The things I’ve learnt are copious. There are several games that I’d like us to do at Boggle as soon as winter is over. I have seen how much can be achieved with a slightly less prescriptive attitude to playing in and interacting with water margins (the sea). I will hug every single teacher who stays with us as their contribution to a trip is now so obvious by contrast to the Catalan model, that I will never take them for granted. School trips are a partnership, not a reason for teachers to leave their charges in the care of activity staff. The relationship between student and teacher is often transformed by an interactive residential, if both has had the opportunity to see the other in a different light and a new context.

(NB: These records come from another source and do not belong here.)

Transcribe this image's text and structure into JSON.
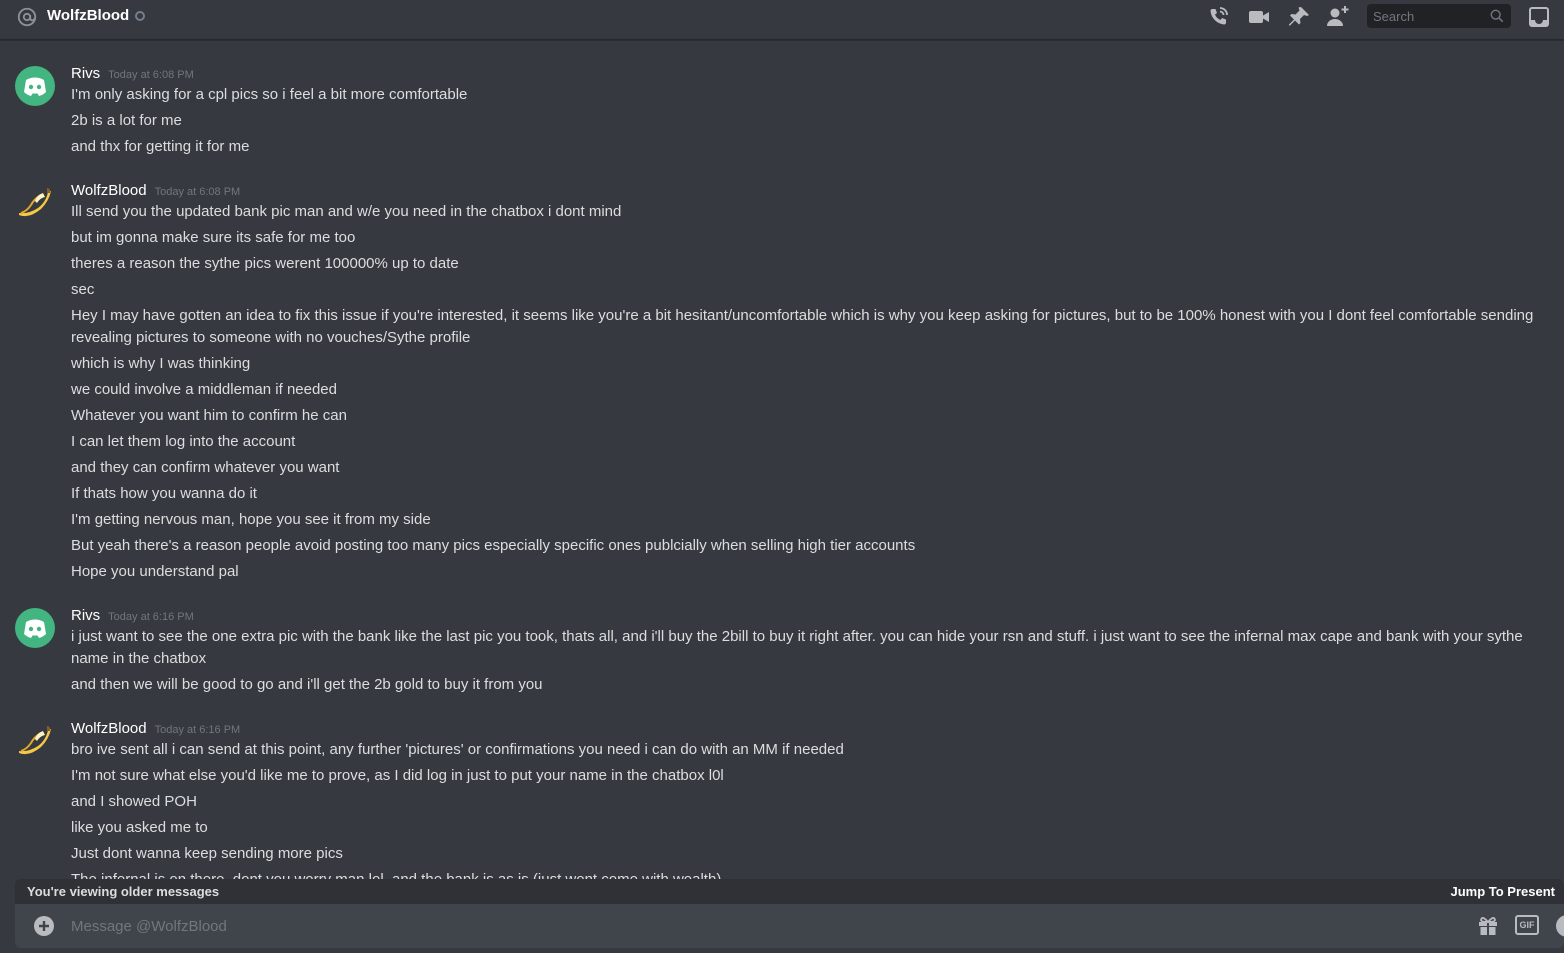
{
  "header": {
    "channel_name": "WolfzBlood",
    "search_placeholder": "Search"
  },
  "messages": [
    {
      "author": "Rivs",
      "timestamp": "Today at 6:08 PM",
      "avatar": "discord-logo-icon",
      "lines": [
        "I'm only asking for a cpl pics so i feel a bit more comfortable",
        "2b is a lot for me",
        "and thx for getting it for me"
      ]
    },
    {
      "author": "WolfzBlood",
      "timestamp": "Today at 6:08 PM",
      "avatar": "banana-icon",
      "lines": [
        "Ill send you the updated bank pic man and w/e you need in the chatbox i dont mind",
        "but im gonna make sure its safe for me too",
        "theres a reason the sythe pics werent 100000% up to date",
        "sec",
        "Hey I may have gotten an idea to fix this issue if you're interested, it seems like you're a bit hesitant/uncomfortable which is why you keep asking for pictures, but to be 100% honest with you I dont feel comfortable sending revealing pictures to someone with no vouches/Sythe profile",
        "which is why I was thinking",
        "we could involve a middleman if needed",
        "Whatever you want him to confirm he can",
        "I can let them log into the account",
        "and they can confirm whatever you want",
        "If thats how you wanna do it",
        "I'm getting nervous man, hope you see it from my side",
        "But yeah there's a reason people avoid posting too many pics especially specific ones publcially when selling high tier accounts",
        "Hope you understand pal"
      ]
    },
    {
      "author": "Rivs",
      "timestamp": "Today at 6:16 PM",
      "avatar": "discord-logo-icon",
      "lines": [
        "i just want to see the one extra pic with the bank like the last pic you took, thats all, and i'll buy the 2bill to buy it right after. you can hide your rsn and stuff. i just want to see the infernal max cape and bank with your sythe name in the chatbox",
        "and then we will be good to go and i'll get the 2b gold to buy it from you"
      ]
    },
    {
      "author": "WolfzBlood",
      "timestamp": "Today at 6:16 PM",
      "avatar": "banana-icon",
      "lines": [
        "bro ive sent all i can send at this point, any further 'pictures' or confirmations you need i can do with an MM if needed",
        "I'm not sure what else you'd like me to prove, as I did log in just to put your name in the chatbox l0l",
        "and I showed POH",
        "like you asked me to",
        "Just dont wanna keep sending more pics",
        "The infernal is on there, dont you worry man lol, and the bank is as is (just wont come with wealth)"
      ]
    }
  ],
  "older_bar": {
    "text": "You're viewing older messages",
    "jump": "Jump To Present"
  },
  "composer": {
    "placeholder": "Message @WolfzBlood",
    "gif_label": "GIF"
  }
}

I’ve learnt how much I like my little hostel, in its damp, occasionally sunny, corner of the Yorkshire coast. I’ve experienced things I’d never have had the chance to, and worked with some incredibly talented, dedicated and seemingly tireless staff.

And that’s really all I have energy for. I’m down to one finger typing. I’m exhausted beyond words. I hope (in vain) to be refreshed for my final 24 hours in the amazing Barcelona. If anything else occurs during my hours of long slumber, that I remember, I’ll post them tomorrow.

But this is almost bye bye Barca, hello again Boggle.

18th June 2016

Bye bye Barcelona. Hello Boggle. I’ll be home tomorrow afternoon, but The Boggle will still be in quarantine being de-loused in Leeds Bradford. Nothing left to say. Thanks for watching. And good night.